More than one third of businesses were reportedly closed during the two survey periods. Closures were more prevalent in some industries than others. Nearly half of the entertainment industry was closed as most concerts and large-scale sport activities were canceled or postponed, and museums and gyms were also closed. Retail was the next sector with the largest percentage of business closures as the majority of retail establishments except groceries stores and gas stations closed doors.

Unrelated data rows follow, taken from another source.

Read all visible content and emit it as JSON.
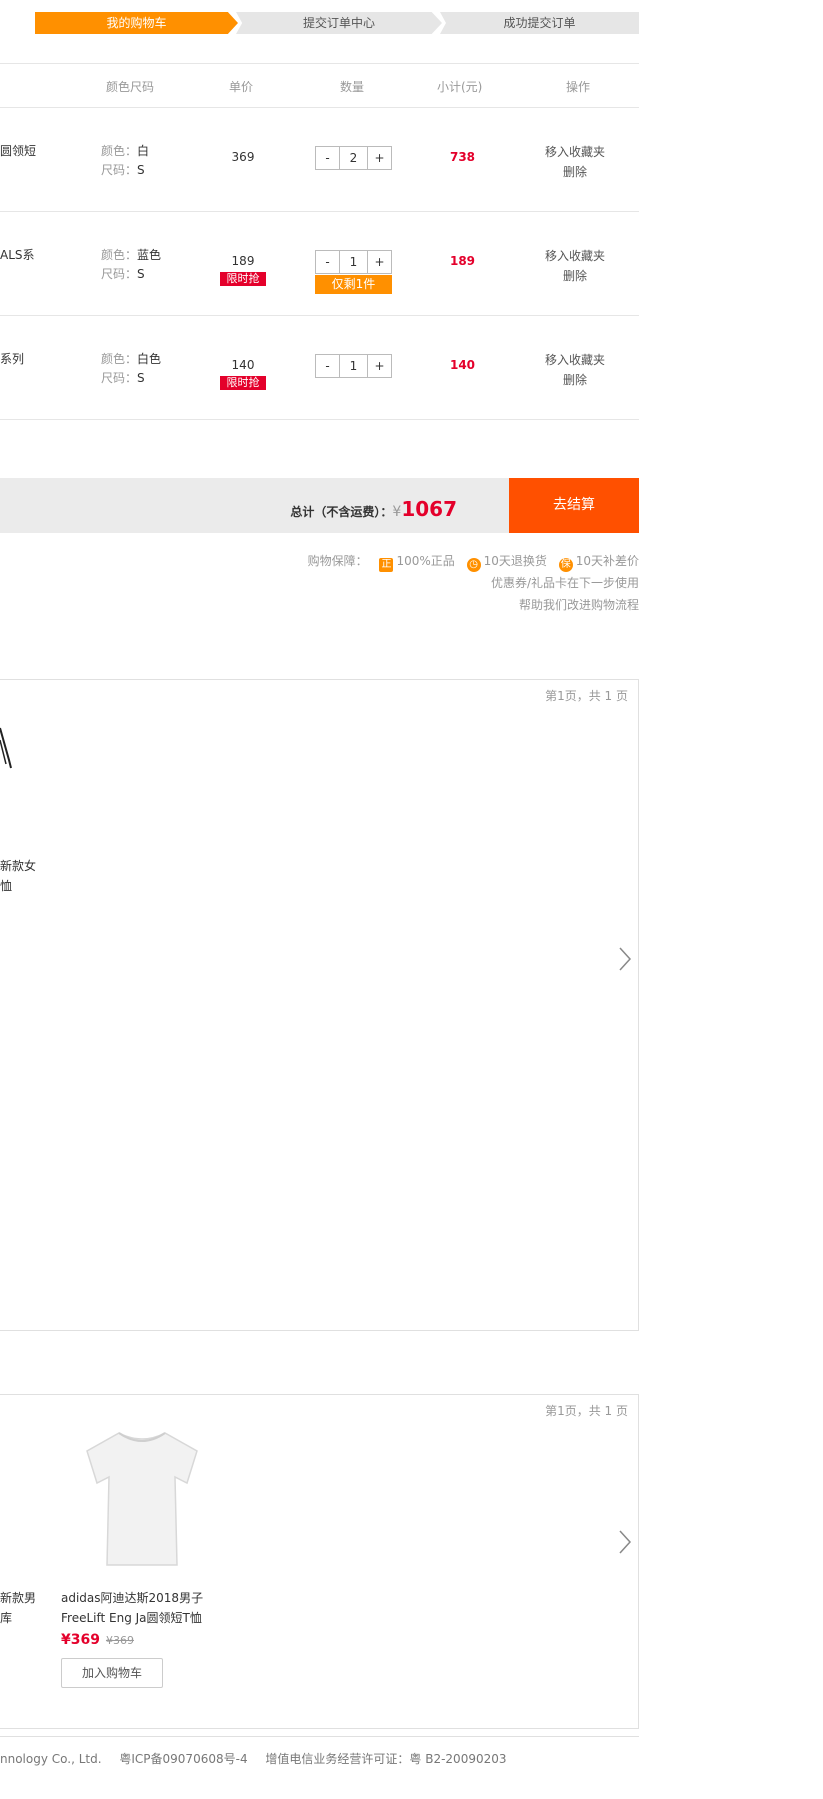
{
  "steps": [
    "我的购物车",
    "提交订单中心",
    "成功提交订单"
  ],
  "table": {
    "headers": {
      "spec": "颜色尺码",
      "price": "单价",
      "qty": "数量",
      "subtotal": "小计(元)",
      "ops": "操作"
    }
  },
  "items": [
    {
      "name": "圆领短",
      "color_label": "颜色：",
      "color": "白",
      "size_label": "尺码：",
      "size": "S",
      "price": "369",
      "flash": "",
      "qty": "2",
      "stock_note": "",
      "subtotal": "738",
      "fav": "移入收藏夹",
      "del": "删除"
    },
    {
      "name": "ALS系",
      "color_label": "颜色：",
      "color": "蓝色",
      "size_label": "尺码：",
      "size": "S",
      "price": "189",
      "flash": "限时抢",
      "qty": "1",
      "stock_note": "仅剩1件",
      "subtotal": "189",
      "fav": "移入收藏夹",
      "del": "删除"
    },
    {
      "name": "系列",
      "color_label": "颜色：",
      "color": "白色",
      "size_label": "尺码：",
      "size": "S",
      "price": "140",
      "flash": "限时抢",
      "qty": "1",
      "stock_note": "",
      "subtotal": "140",
      "fav": "移入收藏夹",
      "del": "删除"
    }
  ],
  "qty_minus": "-",
  "qty_plus": "+",
  "total": {
    "label": "总计（不含运费）：",
    "currency": "¥",
    "amount": "1067",
    "checkout": "去结算"
  },
  "guarantee": {
    "label": "购物保障：",
    "items": [
      {
        "icon": "正",
        "text": "100%正品"
      },
      {
        "icon": "◷",
        "text": "10天退换货"
      },
      {
        "icon": "保",
        "text": "10天补差价"
      }
    ],
    "coupon_note": "优惠券/礼品卡在下一步使用",
    "improve": "帮助我们改进购物流程"
  },
  "panel1": {
    "pager": "第1页，共 1 页",
    "partial_name_1": "新款女",
    "partial_name_2": "恤"
  },
  "panel2": {
    "pager": "第1页，共 1 页",
    "partial_name_1": "新款男",
    "partial_name_2": "库",
    "product": {
      "name_1": "adidas阿迪达斯2018男子",
      "name_2": "FreeLift Eng Ja圆领短T恤",
      "price": "¥369",
      "old_price": "¥369",
      "add": "加入购物车"
    }
  },
  "footer": {
    "company": "nnology Co., Ltd.",
    "icp": "粤ICP备09070608号-4",
    "license": "增值电信业务经营许可证：粤 B2-20090203"
  },
  "colors": {
    "accent": "#ff9000",
    "checkout": "#ff5000",
    "price_red": "#e4002b"
  }
}
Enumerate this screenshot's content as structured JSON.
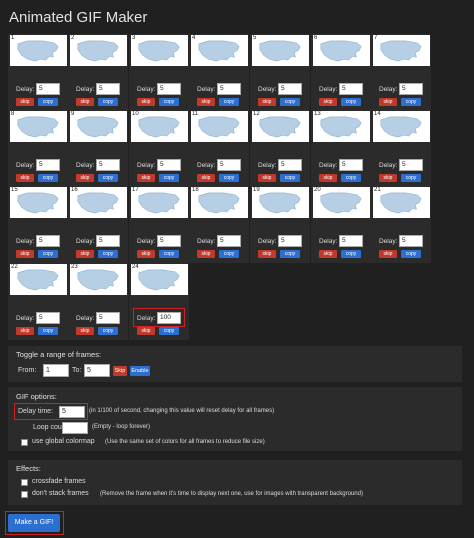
{
  "app": {
    "title": "Animated GIF Maker"
  },
  "frame_labels": {
    "delay": "Delay:",
    "skip": "skip",
    "copy": "copy"
  },
  "frames": [
    {
      "num": "1",
      "delay": "5"
    },
    {
      "num": "2",
      "delay": "5"
    },
    {
      "num": "3",
      "delay": "5"
    },
    {
      "num": "4",
      "delay": "5"
    },
    {
      "num": "5",
      "delay": "5"
    },
    {
      "num": "6",
      "delay": "5"
    },
    {
      "num": "7",
      "delay": "5"
    },
    {
      "num": "8",
      "delay": "5"
    },
    {
      "num": "9",
      "delay": "5"
    },
    {
      "num": "10",
      "delay": "5"
    },
    {
      "num": "11",
      "delay": "5"
    },
    {
      "num": "12",
      "delay": "5"
    },
    {
      "num": "13",
      "delay": "5"
    },
    {
      "num": "14",
      "delay": "5"
    },
    {
      "num": "15",
      "delay": "5"
    },
    {
      "num": "16",
      "delay": "5"
    },
    {
      "num": "17",
      "delay": "5"
    },
    {
      "num": "18",
      "delay": "5"
    },
    {
      "num": "19",
      "delay": "5"
    },
    {
      "num": "20",
      "delay": "5"
    },
    {
      "num": "21",
      "delay": "5"
    },
    {
      "num": "22",
      "delay": "5"
    },
    {
      "num": "23",
      "delay": "5"
    },
    {
      "num": "24",
      "delay": "100"
    }
  ],
  "range": {
    "title": "Toggle a range of frames:",
    "from_label": "From:",
    "from_value": "1",
    "to_label": "To:",
    "to_value": "5",
    "skip_label": "Skip",
    "enable_label": "Enable"
  },
  "gif_options": {
    "title": "GIF options:",
    "delay_label": "Delay time:",
    "delay_value": "5",
    "delay_note": "(in 1/100 of second, changing this value will reset delay for all frames)",
    "loop_label": "Loop count:",
    "loop_value": "",
    "loop_note": "(Empty - loop forever)",
    "colormap_label": "use global colormap",
    "colormap_note": "(Use the same set of colors for all frames to reduce file size)"
  },
  "effects": {
    "title": "Effects:",
    "crossfade_label": "crossfade frames",
    "nostack_label": "don't stack frames",
    "nostack_note": "(Remove the frame when it's time to display next one, use for images with transparent background)"
  },
  "make_button": "Make a GIF!"
}
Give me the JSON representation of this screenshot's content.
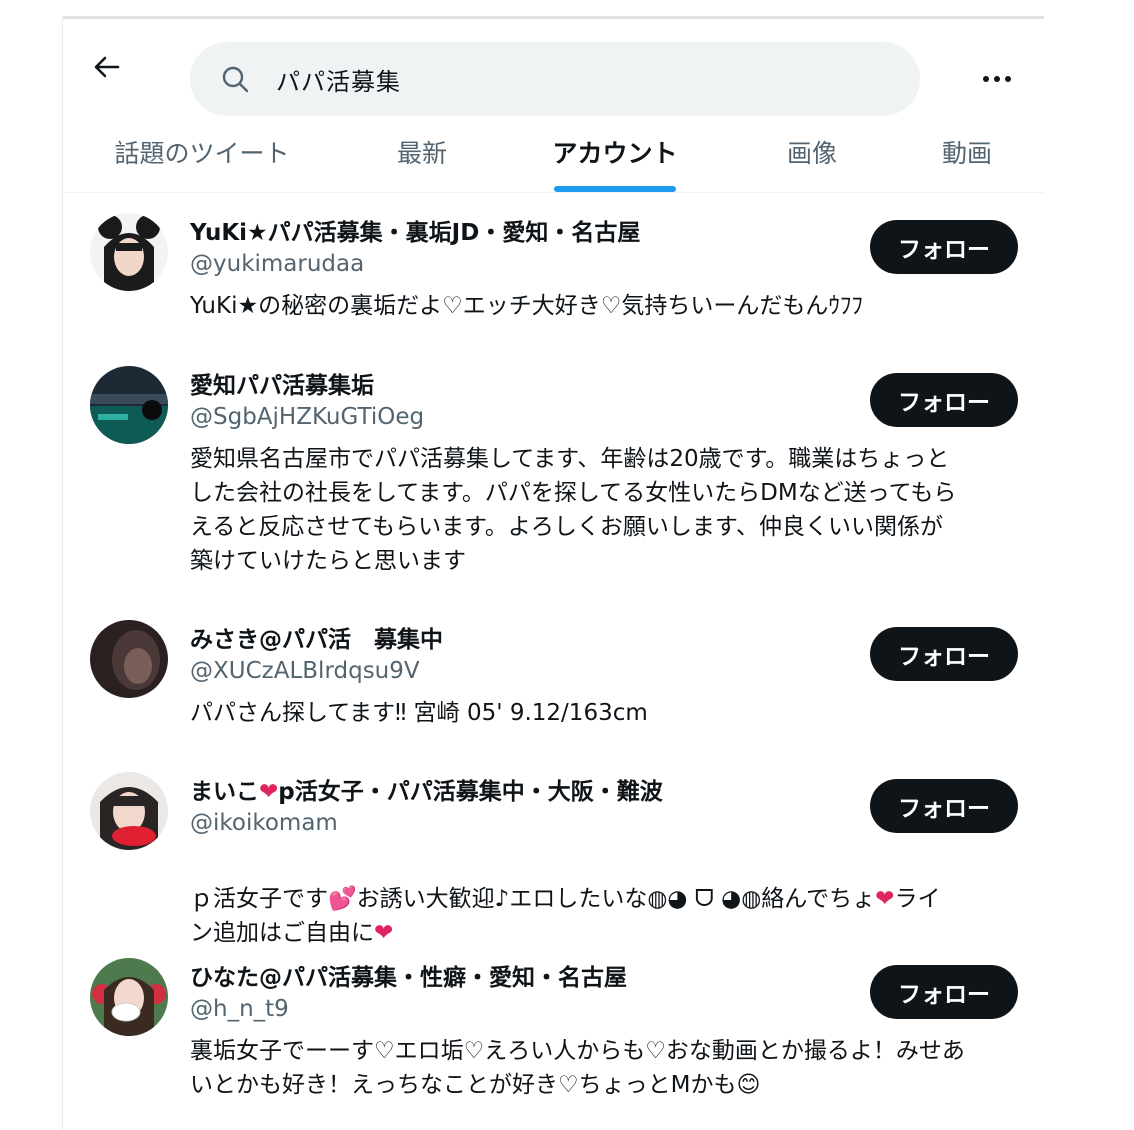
{
  "header": {
    "back_icon": "arrow-left-icon",
    "search_icon": "search-icon",
    "search_query": "パパ活募集",
    "more_icon": "more-horizontal-icon"
  },
  "tabs": [
    {
      "label": "話題のツイート",
      "active": false
    },
    {
      "label": "最新",
      "active": false
    },
    {
      "label": "アカウント",
      "active": true
    },
    {
      "label": "画像",
      "active": false
    },
    {
      "label": "動画",
      "active": false
    }
  ],
  "accent_color": "#1d9bf0",
  "accounts": [
    {
      "name": "YuKi★パパ活募集・裏垢JD・愛知・名古屋",
      "handle": "@yukimarudaa",
      "bio": "YuKi★の秘密の裏垢だよ♡エッチ大好き♡気持ちいーんだもんｳﾌﾌ",
      "follow_label": "フォロー"
    },
    {
      "name": "愛知パパ活募集垢",
      "handle": "@SgbAjHZKuGTiOeg",
      "bio": "愛知県名古屋市でパパ活募集してます、年齢は20歳です。職業はちょっと\nした会社の社長をしてます。パパを探してる女性いたらDMなど送ってもら\nえると反応させてもらいます。よろしくお願いします、仲良くいい関係が\n築けていけたらと思います",
      "follow_label": "フォロー"
    },
    {
      "name": "みさき@パパ活　募集中",
      "handle": "@XUCzALBlrdqsu9V",
      "bio": "パパさん探してます‼︎ 宮崎 05' 9.12/163cm",
      "follow_label": "フォロー"
    },
    {
      "name": "まいこ",
      "name_heart": "❤",
      "name_suffix": "p活女子・パパ活募集中・大阪・難波",
      "handle": "@ikoikomam",
      "bio_line1": "ｐ活女子です",
      "bio_heart1": "💕",
      "bio_line1b": "お誘い大歓迎♪エロしたいな◍◕ ᗜ ◕◍絡んでちょ",
      "bio_heart2": "❤",
      "bio_line1c": "ライ",
      "bio_line2": "ン追加はご自由に",
      "bio_heart3": "❤",
      "follow_label": "フォロー"
    },
    {
      "name": "ひなた@パパ活募集・性癖・愛知・名古屋",
      "handle": "@h_n_t9",
      "bio": "裏垢女子でーーす♡エロ垢♡えろい人からも♡おな動画とか撮るよ！みせあ\nいとかも好き！えっちなことが好き♡ちょっとMかも😊",
      "follow_label": "フォロー"
    }
  ]
}
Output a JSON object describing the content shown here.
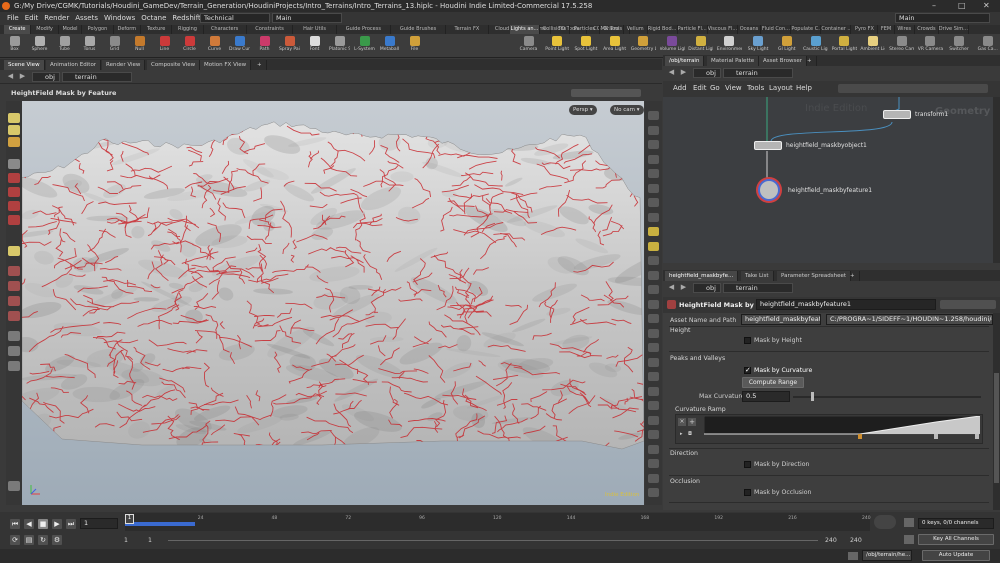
{
  "window": {
    "title": "G:/My Drive/CGMK/Tutorials/Houdini_GameDev/Terrain_Generation/HoudiniProjects/Intro_Terrains/Intro_Terrains_13.hiplc - Houdini Indie Limited-Commercial 17.5.258",
    "minimize": "–",
    "maximize": "□",
    "close": "✕"
  },
  "menubar": {
    "items": [
      "File",
      "Edit",
      "Render",
      "Assets",
      "Windows",
      "Octane",
      "Redshift",
      "Help"
    ],
    "desktop": "Technical",
    "session": "Main",
    "right_desktop": "Main"
  },
  "shelf_tabs_left": [
    "Create",
    "Modify",
    "Model",
    "Polygon",
    "Deform",
    "Texture",
    "Rigging",
    "Characters",
    "Constraints",
    "Hair Utils",
    "Guide Process",
    "Guide Brushes",
    "Terrain FX",
    "Cloud FX",
    "Volume",
    "TD Tools",
    "CGMK Tools"
  ],
  "shelf_tabs_right": [
    "Lights an...",
    "Collisions",
    "Particles",
    "Grains",
    "Vellum",
    "Rigid Bod...",
    "Particle Fl...",
    "Viscous Fl...",
    "Oceans",
    "Fluid Con...",
    "Populate C...",
    "Container ...",
    "Pyro FX",
    "FEM",
    "Wires",
    "Crowds",
    "Drive Sim..."
  ],
  "shelf_tools_left": [
    {
      "label": "Box",
      "color": "#9a9a9a"
    },
    {
      "label": "Sphere",
      "color": "#b0b0b0"
    },
    {
      "label": "Tube",
      "color": "#a0a0a0"
    },
    {
      "label": "Torus",
      "color": "#a8a8a8"
    },
    {
      "label": "Grid",
      "color": "#8a8a8a"
    },
    {
      "label": "Null",
      "color": "#c47a2c"
    },
    {
      "label": "Line",
      "color": "#cc3a3a"
    },
    {
      "label": "Circle",
      "color": "#cc3a3a"
    },
    {
      "label": "Curve",
      "color": "#d07a3a"
    },
    {
      "label": "Draw Curve",
      "color": "#3a7acc"
    },
    {
      "label": "Path",
      "color": "#cc3a6a"
    },
    {
      "label": "Spray Paint",
      "color": "#cc5a3a"
    },
    {
      "label": "Font",
      "color": "#dddddd"
    },
    {
      "label": "Platonic Solids",
      "color": "#9a9a9a"
    },
    {
      "label": "L-System",
      "color": "#3a9a4a"
    },
    {
      "label": "Metaball",
      "color": "#3a7acc"
    },
    {
      "label": "File",
      "color": "#d0a03a"
    }
  ],
  "shelf_tools_right": [
    {
      "label": "Camera",
      "color": "#8a8a8a"
    },
    {
      "label": "Point Light",
      "color": "#e8c23a"
    },
    {
      "label": "Spot Light",
      "color": "#e8c23a"
    },
    {
      "label": "Area Light",
      "color": "#e8c23a"
    },
    {
      "label": "Geometry Light",
      "color": "#d0a03a"
    },
    {
      "label": "Volume Light",
      "color": "#7a4a9a"
    },
    {
      "label": "Distant Light",
      "color": "#d0b040"
    },
    {
      "label": "Environment Light",
      "color": "#d0d0d0"
    },
    {
      "label": "Sky Light",
      "color": "#6aa0d0"
    },
    {
      "label": "GI Light",
      "color": "#d0a03a"
    },
    {
      "label": "Caustic Light",
      "color": "#5aa0d0"
    },
    {
      "label": "Portal Light",
      "color": "#d0b040"
    },
    {
      "label": "Ambient Light",
      "color": "#e8d080"
    },
    {
      "label": "Stereo Camera",
      "color": "#8a8a8a"
    },
    {
      "label": "VR Camera",
      "color": "#8a8a8a"
    },
    {
      "label": "Switcher",
      "color": "#8a8a8a"
    },
    {
      "label": "Gas Ca...",
      "color": "#8a8a8a"
    }
  ],
  "left_pane": {
    "tabs": [
      "Scene View",
      "Animation Editor",
      "Render View",
      "Composite View",
      "Motion FX View"
    ],
    "path": [
      "obj",
      "terrain"
    ],
    "viewport_title": "HeightField Mask by Feature",
    "persp": "Persp ▾",
    "cam": "No cam ▾",
    "watermark": "Indie Edition"
  },
  "network": {
    "tabs": [
      "/obj/terrain",
      "Material Palette",
      "Asset Browser"
    ],
    "path": [
      "obj",
      "terrain"
    ],
    "menu": [
      "Add",
      "Edit",
      "Go",
      "View",
      "Tools",
      "Layout",
      "Help"
    ],
    "watermark_indie": "Indie Edition",
    "watermark_context": "Geometry",
    "nodes": {
      "transform": "transform1",
      "maskbyobject": "heightfield_maskbyobject1",
      "maskbyfeature": "heightfield_maskbyfeature1"
    }
  },
  "params": {
    "tabs": [
      "heightfield_maskbyfe...",
      "Take List",
      "Parameter Spreadsheet"
    ],
    "path": [
      "obj",
      "terrain"
    ],
    "node_type": "HeightField Mask by Feature",
    "node_name": "heightfield_maskbyfeature1",
    "asset_label": "Asset Name and Path",
    "asset_name": "heightfield_maskbyfeat...",
    "asset_path": "C:/PROGRA~1/SIDEFF~1/HOUDIN~1.258/houdini/otls/O...",
    "height_section": "Height",
    "mask_by_height": "Mask by Height",
    "peaks_section": "Peaks and Valleys",
    "mask_by_curvature": "Mask by Curvature",
    "mask_by_curvature_checked": true,
    "compute_range": "Compute Range",
    "max_curvature_label": "Max Curvature",
    "max_curvature": "0.5",
    "curvature_ramp": "Curvature Ramp",
    "direction_section": "Direction",
    "mask_by_direction": "Mask by Direction",
    "occlusion_section": "Occlusion",
    "mask_by_occlusion": "Mask by Occlusion"
  },
  "timeline": {
    "ticks": [
      "1",
      "24",
      "48",
      "72",
      "96",
      "120",
      "144",
      "168",
      "192",
      "216",
      "240"
    ],
    "frame": "1",
    "start": "1",
    "start2": "1",
    "end": "240",
    "end2": "240",
    "keys": "0 keys, 0/0 channels",
    "key_all": "Key All Channels",
    "status_path": "/obj/terrain/he...",
    "auto_update": "Auto Update"
  }
}
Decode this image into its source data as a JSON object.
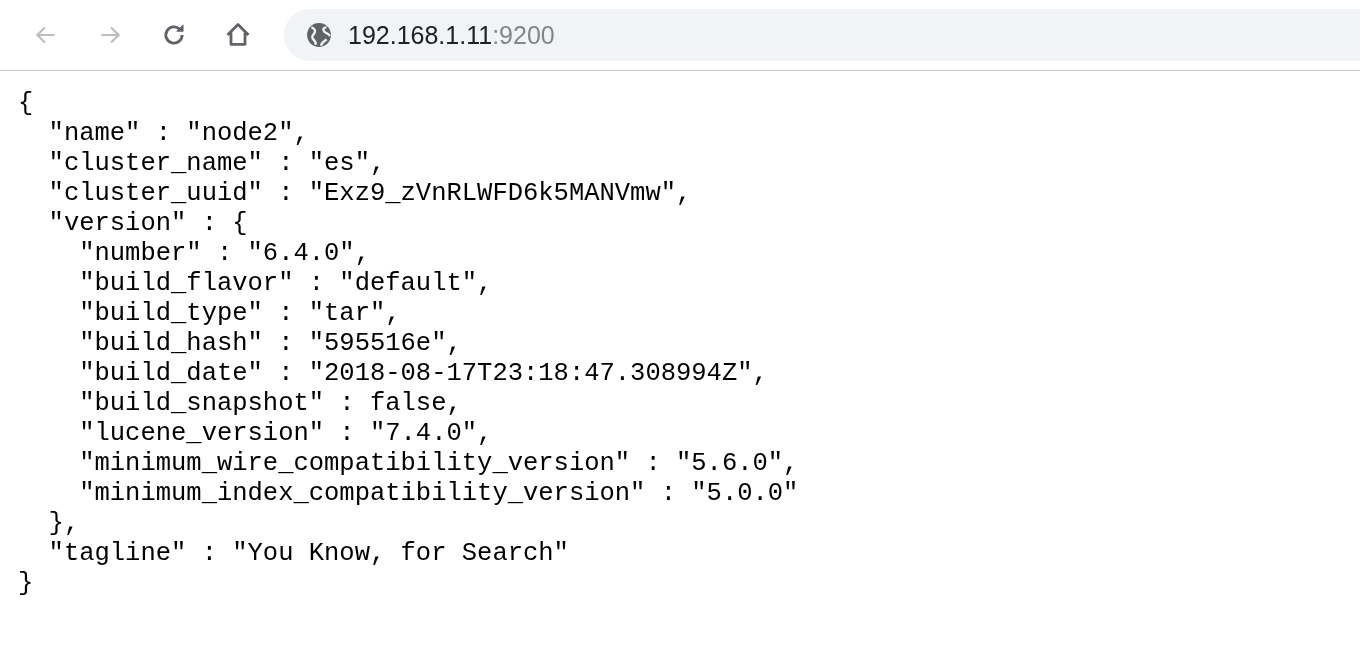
{
  "toolbar": {
    "back": {
      "disabled": true
    },
    "forward": {
      "disabled": true
    },
    "address": {
      "host": "192.168.1.11",
      "port": ":9200"
    }
  },
  "body": {
    "lines": [
      "{",
      "  \"name\" : \"node2\",",
      "  \"cluster_name\" : \"es\",",
      "  \"cluster_uuid\" : \"Exz9_zVnRLWFD6k5MANVmw\",",
      "  \"version\" : {",
      "    \"number\" : \"6.4.0\",",
      "    \"build_flavor\" : \"default\",",
      "    \"build_type\" : \"tar\",",
      "    \"build_hash\" : \"595516e\",",
      "    \"build_date\" : \"2018-08-17T23:18:47.308994Z\",",
      "    \"build_snapshot\" : false,",
      "    \"lucene_version\" : \"7.4.0\",",
      "    \"minimum_wire_compatibility_version\" : \"5.6.0\",",
      "    \"minimum_index_compatibility_version\" : \"5.0.0\"",
      "  },",
      "  \"tagline\" : \"You Know, for Search\"",
      "}"
    ]
  }
}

On the other hand, much of the manufacturing, construction, and business services sectors continued to operate.
According to the first survey conducted in late March, businesses that were open operated at 80% capacity on average. The average operating capacity dropped to 65% two weeks later, according to the second survey. The average operating capacity of operating businesses varied across industries. Due to the statewide executive orders, educational services and accommodation and food services operated at the lowest average capacity levels.
The typical affected business in the region experienced a revenue loss of 40% during the first survey period in late March, and 50% two weeks later. The hospitality sector, including entertainment, accommodation and food services, and retailers, revealed disproportionate economic exposure to the pandemic. The service sector, as opposed to manufacturing, bore the brunt of the economic impact.
All else being equal, a smaller business with fewer employees not only tended to experience a relatively larger revenue loss, but it was less likely to have received a Paycheck Protection Program loan under the CARES Act.
The option for staff to work from home varies widely across industries. All else being equal, businesses that could not operate online tended to suffer more revenue losses during the current pandemic.
Layoffs were more prevalent among industries that were hit hardest. Those are also industries in which the workforce can work only on-site instead of remotely.
While business losses accelerated across most ZIP codes during the most recent survey period, rural communities experienced a deeper downturn.